Musiklehrkräfte dringend gesucht: Wege aus dem Mangel

Rubrik: Aufsatz
erschienen in: üben & musizieren 6/2024 , Seite 14

Der Lehrkräftemangel an öffentlichen Musikschulen verschärft sich zunehmend. Was sind die Gründe für diesen Mangel? Aktuelle Forschungen geben Hinweise auf Ursachen. Ein Blick nach Nordrhein-Westfalen offenbart Handlungsvorschläge zur langfristigen Sicherung der musikalischen Bildung an Musikschulen.
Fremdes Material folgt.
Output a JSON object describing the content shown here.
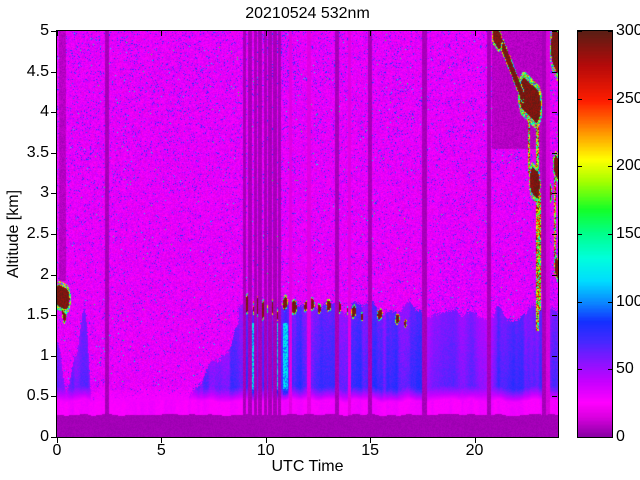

Der anhaltende Lehrkräftemangel an Musikschulen sowie im Fach Musik an allgemeinbildenden Schulen gefährdet kurz- und langfristig die musikalische Bildung in Deutschland. Mit dieser Kernaussage veröffentlichten der Verband deutscher Musikschulen (VdM) und der Bundesverband Musikunterricht (BMU) mit der Leipziger Erklärung1 im Januar 2024 erstmals eine gemeinsame Stellungnahme, um auf den Ernst der Situation aufmerksam zu machen: Zum Ausdruck gebracht wird Besorgnis über den Rückgang früher musikalischer Bildungsangebote, bedingt durch fehlenden beruflichen Nachwuchs, und (drohende) Ausfälle von Musikunterricht an Schulen und Musikschulen. Die musikalische Bildung habe unter den Einschränkungen durch Lockdowns und durch pandemiebedingte Maßnahmen gelitten; freiberuflich tätige MusikerInnen und Lehrkräfte hätten sich durch die Pandemie existenziell bedroht gesehen. Gleichzeitig würden sinkende Bewerberzahlen in musikpädagogischen Studiengängen die Situation noch weiter verschärfen.
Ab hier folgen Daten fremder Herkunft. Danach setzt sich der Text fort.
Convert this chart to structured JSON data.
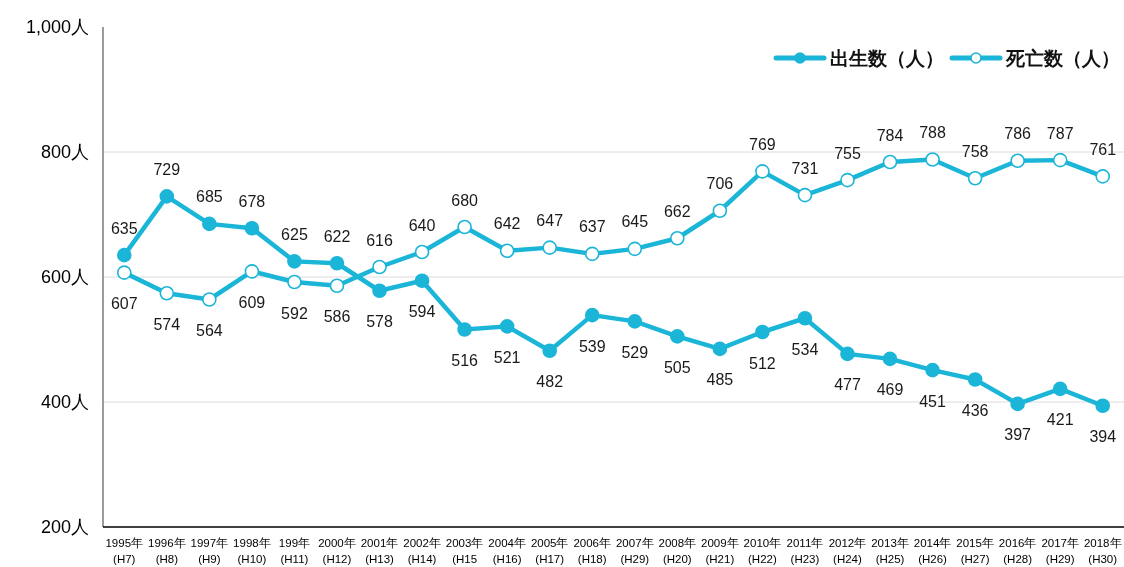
{
  "chart_data": {
    "type": "line",
    "categories": [
      "1995年\n(H7)",
      "1996年\n(H8)",
      "1997年\n(H9)",
      "1998年\n(H10)",
      "199年\n(H11)",
      "2000年\n(H12)",
      "2001年\n(H13)",
      "2002年\n(H14)",
      "2003年\n(H15",
      "2004年\n(H16)",
      "2005年\n(H17)",
      "2006年\n(H18)",
      "2007年\n(H29)",
      "2008年\n(H20)",
      "2009年\n(H21)",
      "2010年\n(H22)",
      "2011年\n(H23)",
      "2012年\n(H24)",
      "2013年\n(H25)",
      "2014年\n(H26)",
      "2015年\n(H27)",
      "2016年\n(H28)",
      "2017年\n(H29)",
      "2018年\n(H30)"
    ],
    "series": [
      {
        "name": "出生数（人）",
        "color": "#1bb5d8",
        "values": [
          635,
          729,
          685,
          678,
          625,
          622,
          578,
          594,
          516,
          521,
          482,
          539,
          529,
          505,
          485,
          512,
          534,
          477,
          469,
          451,
          436,
          397,
          421,
          394
        ]
      },
      {
        "name": "死亡数（人）",
        "color": "#1bb5d8",
        "values": [
          607,
          574,
          564,
          609,
          592,
          586,
          616,
          640,
          680,
          642,
          647,
          637,
          645,
          662,
          706,
          769,
          731,
          755,
          784,
          788,
          758,
          786,
          787,
          761
        ]
      }
    ],
    "ylim": [
      200,
      1000
    ],
    "yticks": [
      {
        "value": 200,
        "label": "200人"
      },
      {
        "value": 400,
        "label": "400人"
      },
      {
        "value": 600,
        "label": "600人"
      },
      {
        "value": 800,
        "label": "800人"
      },
      {
        "value": 1000,
        "label": "1,000人"
      }
    ],
    "grid": "y",
    "legend": "top right",
    "marker": "circle",
    "line_style": "solid",
    "data_labels": true
  }
}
Der Lehrkräftemangel im Zahlenspiegel

Genaue Zahlen zum tatsächlichen Ausmaß der aktuellen Problemsituation an öffentlichen Musikschulen in Deutschland existieren nicht. Eine vom Landesverband der Musikschulen in Nordrhein-Westfalen durchgeführte Umfrage versuchte 2022 eine erste Bestandsaufnahme (vgl. Infobox 1).2 Die Ergebnisse sind besorgniserregend: Vor allem der projizierte Personalbedarf im Bereich der Elementaren Musikpädagogik (EMP) sticht hervor.3 Die Zahl an AbsolventInnen in Nordrhein-Westfalen müsste demnach dreimal so hoch sein, um den zukünftigen Bedarf (ca. 340 PädagogInnen in fünf Jahren) zu decken.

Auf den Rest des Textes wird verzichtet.